« Lorsque l'oralité et l'écriture seront complices en ce voyage, je m'incarnerai en griot blanc. » Marc Roger
Porter la parole… Transmettre une correspondance aux autres. N’est-ce pas une tentative un peu vaine de partager un regard, une émotion fugace ? La difficulté de l’exercice est de ne pas succomber à cette propension présomptueuse de verser dans le prosélytisme de salon. C’est un des effets déplorables de l’abus de mauvaises lectures faites un peu dans la confusion chronique qui caractérise cette époque de palabres inutiles.
J’ai longtemps cru, par maladresse et non par fatuité, persuader mon entourage de partager cette boulimie de mots, de textes, d’auteurs et d’horizons différents. J’ai certainement cassé les pieds à un auditoire certes, clairsemé, mais néanmoins engourdi par des sujets nébuleux et hermétiques…
Comme les chaussures, les coupes de cheveux (pour les chanceuses et les chanceux qui possèdent encore des cheveux…) ou les appareils technologiques, ils existent des modes. Les sujets de conversation ne dérogent pas à cette règle sociologique. Et rien ne me navre davantage. Les idées prêtes à l’emploi (il n’y a qu’à rajouter de l’eau et faire chauffer), les clichés à 4 ou 6 tunes le boisseau et la compassion à heures fixes (principalement par grand froid et aux moments des fêtes de fin d’année) me consternent. Non pas que je pense être au-dessus de la mêlée, bien au contraire, mais, je préfère être à côté. Aux autoroutes de l’information où l’on croise tant d’inepties, je préfère mes chemins de traverse, où les rencontres se font plus rares, mais où elles impriment souvent une empreinte indélébile.
Mes affinités pour la philosophie bouddhiste (il ne m’appartient pas de débattre si c’est une religion ou une philosophie, je pencherai davantage pour un art de vivre) et pour les spiritualités viennent de cette tendance à vouloir comprendre, mais surtout à me comprendre. Et si surprenante peut paraître cette attention, l’étude des spiritualités m’éloigne chaque jour un peu plus des religions, surtout de la pratique incohérente de certains « fidèles ». Ce triste constat est valable pour toutes les confessions. La spiritualité rapproche les êtres humains. Les religions divisent les êtres humains. Le Mahatma Gandhi disait : « Ma vie est mon seul enseignement. ». Et c’est entièrement vrai pour mon tout petit ego. C’est un pur cliché de dire que je rencontre chaque jour, et j’en rencontre peu, des gens tristes, malades psychologiquement, insatisfaits en permanence. Obnubilés par le souci de paraître au lieu que d’être. Je les comprends d’autant mieux que j’ai longtemps été semblable à eux, et que je ne suis toujours pas exempt de sautes d’humeurs pour des choses aussi dérisoires qu’un robinet qui fuit (dans la nuit à gouttes feutrées…) ou une boulangerie fermée. (Et autres commerces de même farine…)

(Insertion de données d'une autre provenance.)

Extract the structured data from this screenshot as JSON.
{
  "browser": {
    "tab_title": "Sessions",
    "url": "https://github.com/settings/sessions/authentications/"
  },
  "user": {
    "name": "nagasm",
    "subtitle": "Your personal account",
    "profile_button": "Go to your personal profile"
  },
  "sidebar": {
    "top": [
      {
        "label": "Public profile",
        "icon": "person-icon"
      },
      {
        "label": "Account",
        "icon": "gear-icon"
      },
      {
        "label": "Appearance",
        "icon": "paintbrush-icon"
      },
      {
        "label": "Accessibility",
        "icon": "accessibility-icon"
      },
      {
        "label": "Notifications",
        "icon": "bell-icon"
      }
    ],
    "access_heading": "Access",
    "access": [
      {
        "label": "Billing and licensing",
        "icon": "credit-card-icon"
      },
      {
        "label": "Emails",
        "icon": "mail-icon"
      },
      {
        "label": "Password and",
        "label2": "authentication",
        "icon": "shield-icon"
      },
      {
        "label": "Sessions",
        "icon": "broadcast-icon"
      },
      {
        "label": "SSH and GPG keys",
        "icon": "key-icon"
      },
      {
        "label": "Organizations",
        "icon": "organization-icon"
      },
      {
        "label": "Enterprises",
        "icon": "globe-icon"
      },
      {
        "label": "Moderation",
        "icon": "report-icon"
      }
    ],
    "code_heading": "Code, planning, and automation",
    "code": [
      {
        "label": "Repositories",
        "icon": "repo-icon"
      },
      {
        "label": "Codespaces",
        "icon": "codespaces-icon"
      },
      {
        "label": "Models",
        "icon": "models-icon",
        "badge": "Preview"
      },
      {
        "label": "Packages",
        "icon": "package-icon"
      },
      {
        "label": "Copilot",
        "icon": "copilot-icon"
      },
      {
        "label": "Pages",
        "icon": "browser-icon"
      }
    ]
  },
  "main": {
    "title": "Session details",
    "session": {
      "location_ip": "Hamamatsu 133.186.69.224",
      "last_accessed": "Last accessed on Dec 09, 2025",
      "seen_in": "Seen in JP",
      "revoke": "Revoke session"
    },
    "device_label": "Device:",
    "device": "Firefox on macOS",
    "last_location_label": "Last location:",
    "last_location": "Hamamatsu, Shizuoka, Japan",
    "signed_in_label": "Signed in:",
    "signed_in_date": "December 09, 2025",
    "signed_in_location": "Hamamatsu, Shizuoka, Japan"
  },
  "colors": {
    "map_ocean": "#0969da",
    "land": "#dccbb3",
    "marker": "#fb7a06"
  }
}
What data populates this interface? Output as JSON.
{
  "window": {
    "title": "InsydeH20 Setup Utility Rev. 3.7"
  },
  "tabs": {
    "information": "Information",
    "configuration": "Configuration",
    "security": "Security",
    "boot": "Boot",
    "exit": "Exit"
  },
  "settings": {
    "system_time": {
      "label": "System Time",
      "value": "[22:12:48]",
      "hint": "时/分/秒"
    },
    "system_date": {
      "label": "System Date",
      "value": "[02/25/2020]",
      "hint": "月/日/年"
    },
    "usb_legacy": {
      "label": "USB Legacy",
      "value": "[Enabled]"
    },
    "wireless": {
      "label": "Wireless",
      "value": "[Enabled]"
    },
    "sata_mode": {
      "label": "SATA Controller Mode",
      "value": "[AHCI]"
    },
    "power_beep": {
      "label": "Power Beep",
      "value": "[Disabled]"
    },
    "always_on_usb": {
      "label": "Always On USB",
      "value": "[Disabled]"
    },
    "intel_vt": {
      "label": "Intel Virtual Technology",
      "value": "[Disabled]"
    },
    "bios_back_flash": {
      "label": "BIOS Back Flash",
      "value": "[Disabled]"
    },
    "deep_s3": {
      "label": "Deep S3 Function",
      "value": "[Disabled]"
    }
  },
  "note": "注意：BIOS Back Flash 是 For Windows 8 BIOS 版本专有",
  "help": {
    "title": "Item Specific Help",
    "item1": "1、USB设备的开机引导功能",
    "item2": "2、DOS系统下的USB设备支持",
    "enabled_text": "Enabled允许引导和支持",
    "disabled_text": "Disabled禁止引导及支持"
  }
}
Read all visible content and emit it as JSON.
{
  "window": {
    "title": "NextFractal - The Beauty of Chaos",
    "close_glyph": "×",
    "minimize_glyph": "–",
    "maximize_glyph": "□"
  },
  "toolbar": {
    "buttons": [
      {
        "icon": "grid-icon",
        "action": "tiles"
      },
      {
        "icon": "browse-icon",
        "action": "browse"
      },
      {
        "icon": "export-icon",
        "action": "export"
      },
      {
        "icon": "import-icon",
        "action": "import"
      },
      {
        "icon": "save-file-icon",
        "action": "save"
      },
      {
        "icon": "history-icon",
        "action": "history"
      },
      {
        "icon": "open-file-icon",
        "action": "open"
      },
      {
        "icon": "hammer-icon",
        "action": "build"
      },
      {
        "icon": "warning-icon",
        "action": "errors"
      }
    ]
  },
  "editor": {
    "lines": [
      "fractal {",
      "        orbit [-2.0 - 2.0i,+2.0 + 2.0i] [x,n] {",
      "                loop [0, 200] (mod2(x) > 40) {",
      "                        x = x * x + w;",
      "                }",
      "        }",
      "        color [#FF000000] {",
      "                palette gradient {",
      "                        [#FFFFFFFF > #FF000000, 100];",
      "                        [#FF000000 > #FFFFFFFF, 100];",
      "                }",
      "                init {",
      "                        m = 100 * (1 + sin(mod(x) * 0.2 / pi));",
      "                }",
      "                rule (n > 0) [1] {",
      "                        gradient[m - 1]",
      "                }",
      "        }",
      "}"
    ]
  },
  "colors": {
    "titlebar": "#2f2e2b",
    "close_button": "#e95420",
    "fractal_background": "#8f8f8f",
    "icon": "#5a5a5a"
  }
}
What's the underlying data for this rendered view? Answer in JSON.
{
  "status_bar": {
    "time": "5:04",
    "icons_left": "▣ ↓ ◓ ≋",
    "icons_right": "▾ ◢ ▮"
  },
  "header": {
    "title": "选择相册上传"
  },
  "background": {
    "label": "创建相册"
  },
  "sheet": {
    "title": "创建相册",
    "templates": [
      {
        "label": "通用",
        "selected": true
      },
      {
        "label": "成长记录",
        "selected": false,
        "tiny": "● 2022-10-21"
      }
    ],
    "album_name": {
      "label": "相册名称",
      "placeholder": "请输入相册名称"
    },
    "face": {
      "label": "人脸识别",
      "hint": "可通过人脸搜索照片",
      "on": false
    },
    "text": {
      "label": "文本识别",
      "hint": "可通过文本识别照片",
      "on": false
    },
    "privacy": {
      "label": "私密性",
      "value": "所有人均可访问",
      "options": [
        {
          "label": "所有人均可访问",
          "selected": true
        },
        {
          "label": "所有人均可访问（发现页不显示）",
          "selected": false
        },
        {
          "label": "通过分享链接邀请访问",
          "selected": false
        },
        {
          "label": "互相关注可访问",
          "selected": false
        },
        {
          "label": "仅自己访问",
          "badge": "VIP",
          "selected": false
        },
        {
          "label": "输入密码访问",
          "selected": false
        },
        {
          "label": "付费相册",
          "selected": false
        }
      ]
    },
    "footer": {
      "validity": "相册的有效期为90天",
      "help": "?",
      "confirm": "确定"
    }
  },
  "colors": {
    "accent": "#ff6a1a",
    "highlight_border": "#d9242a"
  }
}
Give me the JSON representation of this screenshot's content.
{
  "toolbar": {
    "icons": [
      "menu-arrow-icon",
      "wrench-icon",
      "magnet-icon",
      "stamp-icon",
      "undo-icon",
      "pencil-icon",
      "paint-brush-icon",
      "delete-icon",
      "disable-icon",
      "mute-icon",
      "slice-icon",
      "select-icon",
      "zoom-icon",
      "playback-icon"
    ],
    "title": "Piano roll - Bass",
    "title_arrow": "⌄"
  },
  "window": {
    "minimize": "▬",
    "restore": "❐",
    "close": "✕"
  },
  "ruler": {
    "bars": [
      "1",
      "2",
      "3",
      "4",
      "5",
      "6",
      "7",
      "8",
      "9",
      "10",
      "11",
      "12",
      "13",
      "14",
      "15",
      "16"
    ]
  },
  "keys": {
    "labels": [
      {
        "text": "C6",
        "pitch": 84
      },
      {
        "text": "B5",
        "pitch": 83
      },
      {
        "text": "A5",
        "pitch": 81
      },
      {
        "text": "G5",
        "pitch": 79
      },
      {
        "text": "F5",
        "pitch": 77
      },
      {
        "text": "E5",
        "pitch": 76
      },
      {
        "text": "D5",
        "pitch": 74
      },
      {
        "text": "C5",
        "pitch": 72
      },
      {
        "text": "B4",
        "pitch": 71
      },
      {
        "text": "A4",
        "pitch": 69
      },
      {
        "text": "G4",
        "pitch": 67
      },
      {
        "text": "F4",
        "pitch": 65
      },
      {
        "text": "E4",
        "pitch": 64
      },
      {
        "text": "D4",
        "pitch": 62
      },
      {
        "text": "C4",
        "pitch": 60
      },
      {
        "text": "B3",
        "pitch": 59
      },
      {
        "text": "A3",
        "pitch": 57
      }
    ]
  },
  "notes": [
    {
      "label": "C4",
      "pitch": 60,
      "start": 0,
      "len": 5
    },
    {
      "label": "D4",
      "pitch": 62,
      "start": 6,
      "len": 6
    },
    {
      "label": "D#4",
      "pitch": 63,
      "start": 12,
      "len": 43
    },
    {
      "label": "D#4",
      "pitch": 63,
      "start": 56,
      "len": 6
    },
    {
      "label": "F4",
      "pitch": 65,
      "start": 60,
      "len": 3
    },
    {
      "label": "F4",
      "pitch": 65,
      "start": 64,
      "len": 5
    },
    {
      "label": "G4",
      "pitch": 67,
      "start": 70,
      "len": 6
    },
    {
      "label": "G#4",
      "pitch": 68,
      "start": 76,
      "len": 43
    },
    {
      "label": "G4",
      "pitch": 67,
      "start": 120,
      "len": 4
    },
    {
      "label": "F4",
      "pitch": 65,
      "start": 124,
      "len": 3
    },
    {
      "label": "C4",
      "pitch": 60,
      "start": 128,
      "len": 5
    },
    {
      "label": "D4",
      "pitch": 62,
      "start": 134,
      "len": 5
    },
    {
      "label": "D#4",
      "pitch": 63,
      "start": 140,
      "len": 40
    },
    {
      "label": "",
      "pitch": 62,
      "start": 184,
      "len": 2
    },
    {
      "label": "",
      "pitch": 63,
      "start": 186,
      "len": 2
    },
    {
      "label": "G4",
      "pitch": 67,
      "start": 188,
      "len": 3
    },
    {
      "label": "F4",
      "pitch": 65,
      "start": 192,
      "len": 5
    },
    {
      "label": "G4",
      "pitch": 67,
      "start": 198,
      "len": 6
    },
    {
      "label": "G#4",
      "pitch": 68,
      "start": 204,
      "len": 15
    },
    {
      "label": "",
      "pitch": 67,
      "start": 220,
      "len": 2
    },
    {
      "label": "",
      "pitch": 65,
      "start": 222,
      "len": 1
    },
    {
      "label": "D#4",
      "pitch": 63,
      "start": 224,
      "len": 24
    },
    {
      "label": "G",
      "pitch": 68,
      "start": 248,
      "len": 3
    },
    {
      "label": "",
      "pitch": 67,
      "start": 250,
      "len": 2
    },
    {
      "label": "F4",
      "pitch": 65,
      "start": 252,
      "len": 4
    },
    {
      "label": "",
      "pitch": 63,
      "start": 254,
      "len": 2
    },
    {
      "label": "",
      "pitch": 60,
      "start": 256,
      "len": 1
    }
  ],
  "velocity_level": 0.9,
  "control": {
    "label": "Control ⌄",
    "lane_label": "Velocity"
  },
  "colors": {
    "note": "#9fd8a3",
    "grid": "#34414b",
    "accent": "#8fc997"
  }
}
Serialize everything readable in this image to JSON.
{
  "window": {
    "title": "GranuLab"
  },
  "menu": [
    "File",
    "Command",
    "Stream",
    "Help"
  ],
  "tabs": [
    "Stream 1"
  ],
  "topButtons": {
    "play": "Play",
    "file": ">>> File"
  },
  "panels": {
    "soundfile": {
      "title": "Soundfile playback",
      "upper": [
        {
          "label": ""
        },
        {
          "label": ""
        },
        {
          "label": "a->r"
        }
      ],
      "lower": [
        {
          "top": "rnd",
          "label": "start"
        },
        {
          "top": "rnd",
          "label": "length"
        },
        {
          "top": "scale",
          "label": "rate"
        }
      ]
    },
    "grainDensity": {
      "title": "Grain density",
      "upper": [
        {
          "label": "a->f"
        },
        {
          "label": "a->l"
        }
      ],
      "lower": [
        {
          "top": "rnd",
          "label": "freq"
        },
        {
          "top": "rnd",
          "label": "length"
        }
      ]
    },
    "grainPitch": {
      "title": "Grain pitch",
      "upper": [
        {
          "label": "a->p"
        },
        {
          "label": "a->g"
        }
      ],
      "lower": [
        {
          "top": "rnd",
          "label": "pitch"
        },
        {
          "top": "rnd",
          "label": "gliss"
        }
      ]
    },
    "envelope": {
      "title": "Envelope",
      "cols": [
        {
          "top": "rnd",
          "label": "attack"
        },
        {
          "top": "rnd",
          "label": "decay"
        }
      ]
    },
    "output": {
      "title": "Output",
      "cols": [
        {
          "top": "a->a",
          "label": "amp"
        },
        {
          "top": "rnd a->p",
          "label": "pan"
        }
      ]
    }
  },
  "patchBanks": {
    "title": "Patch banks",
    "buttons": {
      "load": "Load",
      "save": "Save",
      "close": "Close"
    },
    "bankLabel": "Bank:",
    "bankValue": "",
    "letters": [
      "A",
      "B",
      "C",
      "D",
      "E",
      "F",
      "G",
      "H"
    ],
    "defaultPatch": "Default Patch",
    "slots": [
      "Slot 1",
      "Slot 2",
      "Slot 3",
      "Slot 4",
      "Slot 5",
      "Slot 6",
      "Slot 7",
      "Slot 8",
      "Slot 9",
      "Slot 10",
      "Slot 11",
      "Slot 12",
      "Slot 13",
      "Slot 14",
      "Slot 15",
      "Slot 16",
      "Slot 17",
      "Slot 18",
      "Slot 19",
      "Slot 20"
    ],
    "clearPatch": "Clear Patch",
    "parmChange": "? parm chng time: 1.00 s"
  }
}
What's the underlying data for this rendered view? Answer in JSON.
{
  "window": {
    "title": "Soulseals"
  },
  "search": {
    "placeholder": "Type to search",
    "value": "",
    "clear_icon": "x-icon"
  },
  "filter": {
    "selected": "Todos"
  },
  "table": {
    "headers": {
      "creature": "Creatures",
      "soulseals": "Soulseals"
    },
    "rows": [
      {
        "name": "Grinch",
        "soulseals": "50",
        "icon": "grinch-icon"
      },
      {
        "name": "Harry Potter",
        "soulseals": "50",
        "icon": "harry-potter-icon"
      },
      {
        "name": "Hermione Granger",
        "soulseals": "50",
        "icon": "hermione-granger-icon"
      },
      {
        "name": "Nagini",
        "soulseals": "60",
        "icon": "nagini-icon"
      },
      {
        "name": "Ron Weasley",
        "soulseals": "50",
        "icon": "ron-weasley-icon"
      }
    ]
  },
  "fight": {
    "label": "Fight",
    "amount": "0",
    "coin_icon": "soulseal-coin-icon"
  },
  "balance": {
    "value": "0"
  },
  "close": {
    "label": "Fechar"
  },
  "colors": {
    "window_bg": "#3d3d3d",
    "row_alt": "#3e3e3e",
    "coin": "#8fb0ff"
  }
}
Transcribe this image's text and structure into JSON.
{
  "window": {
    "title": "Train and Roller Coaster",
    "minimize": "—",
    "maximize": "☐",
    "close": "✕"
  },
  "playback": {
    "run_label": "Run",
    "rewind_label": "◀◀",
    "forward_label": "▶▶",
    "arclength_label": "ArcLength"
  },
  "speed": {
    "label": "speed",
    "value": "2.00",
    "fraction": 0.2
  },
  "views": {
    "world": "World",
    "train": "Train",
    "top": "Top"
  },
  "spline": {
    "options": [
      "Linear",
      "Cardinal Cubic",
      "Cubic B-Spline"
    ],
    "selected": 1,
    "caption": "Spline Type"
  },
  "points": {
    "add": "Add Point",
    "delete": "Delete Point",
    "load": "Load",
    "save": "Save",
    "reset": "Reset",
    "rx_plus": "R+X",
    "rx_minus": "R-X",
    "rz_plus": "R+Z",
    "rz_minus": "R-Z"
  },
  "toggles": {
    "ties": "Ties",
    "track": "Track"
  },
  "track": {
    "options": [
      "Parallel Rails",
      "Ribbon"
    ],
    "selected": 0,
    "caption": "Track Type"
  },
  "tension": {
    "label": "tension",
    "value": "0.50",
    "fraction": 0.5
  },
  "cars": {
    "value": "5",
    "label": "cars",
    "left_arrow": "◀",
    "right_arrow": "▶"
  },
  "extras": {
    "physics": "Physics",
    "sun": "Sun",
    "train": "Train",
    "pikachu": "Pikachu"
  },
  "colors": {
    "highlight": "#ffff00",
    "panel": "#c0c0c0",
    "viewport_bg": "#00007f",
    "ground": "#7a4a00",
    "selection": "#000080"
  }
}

Je n’ai donc nulle leçon à donner, ni préceptes à enseigner. Je fais simplement mienne cette phrase de Gandhi, ma vie est mon seul enseignement, et ce principe connu mais bien peu appliqué, ne cherchez pas un chemin, vous êtes le chemin. Dans notre passage éclair sur la terre, nous croisons quantité de nos semblables, avec les mêmes doutes, les mêmes peurs, les mêmes désirs et les mêmes douleurs. Nous vivons des arrivées et des départs, des arrivées qui nous emplissent de joie et des départs qui nous plongent dans la souffrance. La vie quotidienne nous fait oublier qui nous sommes par une pression sociale de plus en plus forte, pression que souvent nous nous infligeons d’un cœur léger d’ailleurs, nous sommes nos propres bourreaux psychologiques.
Donc, pas de prosélytisme à trois sous, simplement un constat, il est triste de constater que mes contemporains considèrent l’étude des spiritualités bouddhistes ou de même nature comme la consultation d’un livre de recettes de cuisine, voire une gymnastique quelconque saupoudrée de concepts vaguement magiques. La danse saugrenue d’Alice et de ses complices interprétée de manière tronquée ou imparfaite, des gesticulations faites dans l’urgence et sans y penser. Cette tendance occidentale de vouloir obtenir une récompense ou une sanction… La vie est bien plus complexe et la vie est bien plus simple. Cultiver ce paradoxe… Et n’oubliez pas : votre vie est votre enseignement.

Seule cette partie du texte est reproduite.